Incartades. Au PS, on préfère mettre cette déclaration sur le compte d'un accès de colère de Gremetz, désavoué mardi par le groupe PCF à l'Assemblée nationale dans sa volonté de voter contre le projet de loi de financement de la Sécurité sociale. Le député de la Somme n'en est en effet pas à sa première incartade. En juin 1997, il n'avait pas voté la confiance au gouvernement Jospin. Il s'est fait officiellement condamner par le bureau national du PCF pour avoir «demandé des comptes à Robert Hue» sur sa politique. Sans oublier ses coups de gueule à répétition contre les projets de Martine Aubry" Même ses camarades du PCF le jugent «incontrôlable»: «Ses propos apparaissent comme une attaque au sein de la majorité. Est-ce qu'il y a une logique?» Et la place du Colonel-Fabien de regretter «le positionnement un peu populiste» du dirigeant communiste.

 En mettant les pieds dans le plat, Gremetz a ravivé la polémique qui agite les coulisses socialistes. Face à la remise en cause des réformes Guigou sur l'indépendance de la justice qui prend de l'ampleur à gauche après la démission de Dominique Strauss-Kahn (lire Libération d'hier), neuf jeunes députés socialistes (1) ont publié un texte intitulé les Leçons d'une démission. Ils y saluent la «conception exigeante et cohérente des rapports entre la politique et la justice» de DSK, et militent pour «l'indépendance des juges». «Il faut bâtir un contre-feu face aux vieilles biques mitterrandiennes comme Mermaz, Mexandeau, Laignel et Charasse, qui fantasment sur le contrôle des juges par le pouvoir exécutif», assène l'un des signataires.
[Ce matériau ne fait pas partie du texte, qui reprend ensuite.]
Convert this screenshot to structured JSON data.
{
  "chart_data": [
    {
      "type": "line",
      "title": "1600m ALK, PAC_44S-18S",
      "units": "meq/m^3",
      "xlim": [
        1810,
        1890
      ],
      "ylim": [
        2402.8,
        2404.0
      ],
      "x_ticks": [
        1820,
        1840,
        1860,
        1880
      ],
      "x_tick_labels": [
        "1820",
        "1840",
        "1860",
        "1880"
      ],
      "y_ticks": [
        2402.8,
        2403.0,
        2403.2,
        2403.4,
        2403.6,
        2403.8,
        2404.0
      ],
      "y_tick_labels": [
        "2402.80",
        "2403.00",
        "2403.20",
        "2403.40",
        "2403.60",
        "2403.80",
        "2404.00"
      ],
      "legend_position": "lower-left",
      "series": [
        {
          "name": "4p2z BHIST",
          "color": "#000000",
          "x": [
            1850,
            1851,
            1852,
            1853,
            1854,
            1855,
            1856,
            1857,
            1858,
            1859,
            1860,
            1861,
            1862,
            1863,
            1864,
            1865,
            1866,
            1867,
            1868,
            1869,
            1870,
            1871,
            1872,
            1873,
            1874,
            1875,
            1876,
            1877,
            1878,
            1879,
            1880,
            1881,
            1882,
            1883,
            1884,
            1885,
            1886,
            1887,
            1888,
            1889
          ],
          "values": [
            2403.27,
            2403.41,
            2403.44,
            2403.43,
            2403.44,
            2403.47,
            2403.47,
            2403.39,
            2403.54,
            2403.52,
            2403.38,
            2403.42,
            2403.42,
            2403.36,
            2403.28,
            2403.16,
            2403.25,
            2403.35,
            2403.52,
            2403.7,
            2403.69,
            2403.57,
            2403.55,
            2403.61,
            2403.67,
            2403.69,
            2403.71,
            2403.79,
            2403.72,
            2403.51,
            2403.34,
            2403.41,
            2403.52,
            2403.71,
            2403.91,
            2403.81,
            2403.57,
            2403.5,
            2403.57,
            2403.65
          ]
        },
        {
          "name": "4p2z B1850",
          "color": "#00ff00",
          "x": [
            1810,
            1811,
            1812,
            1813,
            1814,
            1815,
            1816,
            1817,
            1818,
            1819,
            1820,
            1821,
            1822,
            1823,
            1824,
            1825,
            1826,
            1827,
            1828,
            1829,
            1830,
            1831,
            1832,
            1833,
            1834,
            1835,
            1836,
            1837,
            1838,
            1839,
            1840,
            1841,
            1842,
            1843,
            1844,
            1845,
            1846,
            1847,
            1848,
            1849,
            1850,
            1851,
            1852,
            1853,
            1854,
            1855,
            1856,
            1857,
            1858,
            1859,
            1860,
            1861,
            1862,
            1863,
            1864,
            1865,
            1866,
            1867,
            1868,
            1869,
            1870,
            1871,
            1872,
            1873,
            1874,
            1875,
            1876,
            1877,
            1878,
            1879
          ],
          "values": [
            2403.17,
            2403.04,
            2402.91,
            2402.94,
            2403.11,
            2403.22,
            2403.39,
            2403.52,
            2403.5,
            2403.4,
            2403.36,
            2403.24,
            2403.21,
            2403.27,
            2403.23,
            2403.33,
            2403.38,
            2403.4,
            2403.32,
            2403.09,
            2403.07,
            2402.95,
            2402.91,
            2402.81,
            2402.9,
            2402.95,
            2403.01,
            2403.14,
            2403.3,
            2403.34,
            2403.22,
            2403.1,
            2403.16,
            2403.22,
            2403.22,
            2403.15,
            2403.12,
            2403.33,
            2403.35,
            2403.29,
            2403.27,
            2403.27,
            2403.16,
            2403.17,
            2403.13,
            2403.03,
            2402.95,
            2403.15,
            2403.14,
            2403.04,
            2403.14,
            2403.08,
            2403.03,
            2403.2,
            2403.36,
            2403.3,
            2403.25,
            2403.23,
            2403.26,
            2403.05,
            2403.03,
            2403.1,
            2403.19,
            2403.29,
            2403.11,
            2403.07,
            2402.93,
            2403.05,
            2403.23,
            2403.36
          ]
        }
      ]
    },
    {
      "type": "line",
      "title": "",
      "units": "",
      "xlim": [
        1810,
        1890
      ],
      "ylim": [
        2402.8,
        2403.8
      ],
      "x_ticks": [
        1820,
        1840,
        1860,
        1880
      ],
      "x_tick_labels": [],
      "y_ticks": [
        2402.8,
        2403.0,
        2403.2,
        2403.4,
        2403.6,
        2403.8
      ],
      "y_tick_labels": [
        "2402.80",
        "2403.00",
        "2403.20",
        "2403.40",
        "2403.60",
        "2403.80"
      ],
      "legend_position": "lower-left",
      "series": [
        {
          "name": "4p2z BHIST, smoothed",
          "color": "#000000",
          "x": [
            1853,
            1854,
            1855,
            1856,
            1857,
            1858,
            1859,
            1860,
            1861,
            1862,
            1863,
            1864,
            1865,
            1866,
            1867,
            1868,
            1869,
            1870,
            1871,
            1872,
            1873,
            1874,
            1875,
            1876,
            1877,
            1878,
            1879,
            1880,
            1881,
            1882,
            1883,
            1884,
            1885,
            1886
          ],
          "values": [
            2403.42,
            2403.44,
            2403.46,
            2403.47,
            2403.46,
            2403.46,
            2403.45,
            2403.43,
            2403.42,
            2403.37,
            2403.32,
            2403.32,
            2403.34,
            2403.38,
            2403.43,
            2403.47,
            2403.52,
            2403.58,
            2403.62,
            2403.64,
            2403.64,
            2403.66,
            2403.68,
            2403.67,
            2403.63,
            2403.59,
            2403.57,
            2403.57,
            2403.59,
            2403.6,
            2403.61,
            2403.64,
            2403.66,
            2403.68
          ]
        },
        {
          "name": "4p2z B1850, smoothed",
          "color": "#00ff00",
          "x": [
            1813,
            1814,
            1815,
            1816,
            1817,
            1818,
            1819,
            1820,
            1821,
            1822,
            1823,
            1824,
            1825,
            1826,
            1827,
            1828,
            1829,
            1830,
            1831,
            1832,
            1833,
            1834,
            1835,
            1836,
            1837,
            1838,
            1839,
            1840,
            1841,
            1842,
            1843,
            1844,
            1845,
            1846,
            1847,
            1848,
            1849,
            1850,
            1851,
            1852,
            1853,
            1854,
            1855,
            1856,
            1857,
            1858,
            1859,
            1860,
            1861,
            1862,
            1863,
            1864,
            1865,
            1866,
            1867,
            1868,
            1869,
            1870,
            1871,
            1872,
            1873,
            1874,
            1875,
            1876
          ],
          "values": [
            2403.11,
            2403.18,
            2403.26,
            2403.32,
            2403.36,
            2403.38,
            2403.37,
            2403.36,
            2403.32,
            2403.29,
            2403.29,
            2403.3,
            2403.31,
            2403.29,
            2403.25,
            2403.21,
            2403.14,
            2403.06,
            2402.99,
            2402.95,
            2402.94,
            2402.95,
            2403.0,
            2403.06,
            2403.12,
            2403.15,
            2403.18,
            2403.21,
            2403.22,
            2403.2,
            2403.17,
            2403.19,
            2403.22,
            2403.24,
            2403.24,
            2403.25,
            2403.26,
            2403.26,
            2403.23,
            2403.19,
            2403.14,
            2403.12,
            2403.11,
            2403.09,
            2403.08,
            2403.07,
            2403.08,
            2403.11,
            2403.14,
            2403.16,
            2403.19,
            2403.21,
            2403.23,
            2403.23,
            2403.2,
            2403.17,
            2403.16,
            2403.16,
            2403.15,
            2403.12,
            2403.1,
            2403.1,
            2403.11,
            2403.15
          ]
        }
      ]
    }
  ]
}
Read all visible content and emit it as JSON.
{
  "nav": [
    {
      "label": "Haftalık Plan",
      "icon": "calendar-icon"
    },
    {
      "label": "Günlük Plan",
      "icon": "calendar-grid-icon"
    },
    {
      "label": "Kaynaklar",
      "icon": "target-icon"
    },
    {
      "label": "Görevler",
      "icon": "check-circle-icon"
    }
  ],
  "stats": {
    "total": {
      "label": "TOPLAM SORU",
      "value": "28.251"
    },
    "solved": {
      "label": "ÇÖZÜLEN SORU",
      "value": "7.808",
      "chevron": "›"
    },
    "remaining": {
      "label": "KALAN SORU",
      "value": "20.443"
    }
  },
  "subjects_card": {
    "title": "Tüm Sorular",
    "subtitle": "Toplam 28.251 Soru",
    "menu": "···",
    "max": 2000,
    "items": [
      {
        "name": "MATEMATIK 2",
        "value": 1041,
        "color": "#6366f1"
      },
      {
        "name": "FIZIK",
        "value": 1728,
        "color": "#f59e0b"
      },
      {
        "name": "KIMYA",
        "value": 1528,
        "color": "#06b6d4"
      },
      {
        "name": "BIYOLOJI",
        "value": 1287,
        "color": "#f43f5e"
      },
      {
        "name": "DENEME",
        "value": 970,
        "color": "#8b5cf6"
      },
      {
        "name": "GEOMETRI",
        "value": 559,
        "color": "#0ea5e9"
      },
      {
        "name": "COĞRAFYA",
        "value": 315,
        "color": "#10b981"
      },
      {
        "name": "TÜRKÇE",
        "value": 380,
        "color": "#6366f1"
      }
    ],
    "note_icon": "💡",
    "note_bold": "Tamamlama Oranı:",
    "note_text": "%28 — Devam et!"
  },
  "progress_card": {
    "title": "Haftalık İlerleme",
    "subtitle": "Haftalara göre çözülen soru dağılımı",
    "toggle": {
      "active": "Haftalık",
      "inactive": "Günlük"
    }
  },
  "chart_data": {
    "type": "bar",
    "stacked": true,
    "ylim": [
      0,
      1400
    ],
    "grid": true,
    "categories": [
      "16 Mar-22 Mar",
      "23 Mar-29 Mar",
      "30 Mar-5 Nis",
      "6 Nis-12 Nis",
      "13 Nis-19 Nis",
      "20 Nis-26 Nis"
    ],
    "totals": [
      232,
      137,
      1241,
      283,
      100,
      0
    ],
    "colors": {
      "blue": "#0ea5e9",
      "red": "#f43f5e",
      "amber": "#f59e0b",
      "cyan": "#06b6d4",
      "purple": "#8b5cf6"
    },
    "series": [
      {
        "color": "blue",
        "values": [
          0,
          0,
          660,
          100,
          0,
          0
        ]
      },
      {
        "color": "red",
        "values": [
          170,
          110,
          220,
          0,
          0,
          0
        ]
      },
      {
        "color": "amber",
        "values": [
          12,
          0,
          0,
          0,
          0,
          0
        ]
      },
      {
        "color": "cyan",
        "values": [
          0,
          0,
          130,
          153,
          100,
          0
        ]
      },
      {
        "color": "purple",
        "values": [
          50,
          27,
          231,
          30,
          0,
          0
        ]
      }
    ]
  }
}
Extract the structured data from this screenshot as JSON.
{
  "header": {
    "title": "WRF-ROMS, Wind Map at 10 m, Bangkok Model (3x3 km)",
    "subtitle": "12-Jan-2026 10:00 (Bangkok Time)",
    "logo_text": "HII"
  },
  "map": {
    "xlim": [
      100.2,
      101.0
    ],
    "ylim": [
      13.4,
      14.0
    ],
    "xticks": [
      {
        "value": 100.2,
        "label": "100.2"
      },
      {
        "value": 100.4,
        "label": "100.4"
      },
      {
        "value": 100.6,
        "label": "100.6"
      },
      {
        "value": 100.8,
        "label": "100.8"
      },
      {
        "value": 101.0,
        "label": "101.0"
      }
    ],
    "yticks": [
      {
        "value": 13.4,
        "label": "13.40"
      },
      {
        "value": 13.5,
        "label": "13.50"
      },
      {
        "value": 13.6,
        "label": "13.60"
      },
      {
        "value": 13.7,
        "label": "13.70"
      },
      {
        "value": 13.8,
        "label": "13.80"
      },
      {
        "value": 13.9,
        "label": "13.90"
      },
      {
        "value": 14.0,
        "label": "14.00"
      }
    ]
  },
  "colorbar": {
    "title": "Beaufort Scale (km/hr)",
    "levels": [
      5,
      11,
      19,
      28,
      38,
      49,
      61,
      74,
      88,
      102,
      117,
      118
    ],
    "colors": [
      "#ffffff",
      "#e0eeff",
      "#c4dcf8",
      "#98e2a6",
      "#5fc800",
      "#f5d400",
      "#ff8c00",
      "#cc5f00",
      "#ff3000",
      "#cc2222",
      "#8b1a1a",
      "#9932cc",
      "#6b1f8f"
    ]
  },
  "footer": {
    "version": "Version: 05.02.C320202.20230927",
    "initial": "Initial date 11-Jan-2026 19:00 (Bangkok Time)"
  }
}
Et Bernardini? Plusieurs voix s'élèvent aussi dans le PS pour réclamer qu'à l'instar du ministre de l'Economie, les dirigeants socialistes menacés par une mise en examen démissionnent de leurs responsabilités au sein du parti. Du côté de la rue de Solférino, on souligne que «l'exercice de responsabilités gouvernementales n'est pas du même ordre que celui d'activités au PS». Et l'on précise que l'«on regardera au cas par cas, si des mises en examen surviennent, mais pas avant». Une prudence déjà dépassée. Un responsable socialiste est mis en examen depuis une semaine: François Bernardini, patron de la fédération des Bouches-du-Rhône. Interrogé jeudi dernier à son sujet, François Hollande répondait: «François Bernardini a été élu par les militants des Bouches-du-Rhône. Seuls ce qu'ils ont fait, les militants peuvent le défaire"».

 

(1) Jérôme Cahuzac, Christophe Caresche, Jean-Jacques Denis, Arnaud Montebourg, Philippe Nauche, Christian Paul, Vincent Peillon, Marisol Touraine, André Vallini.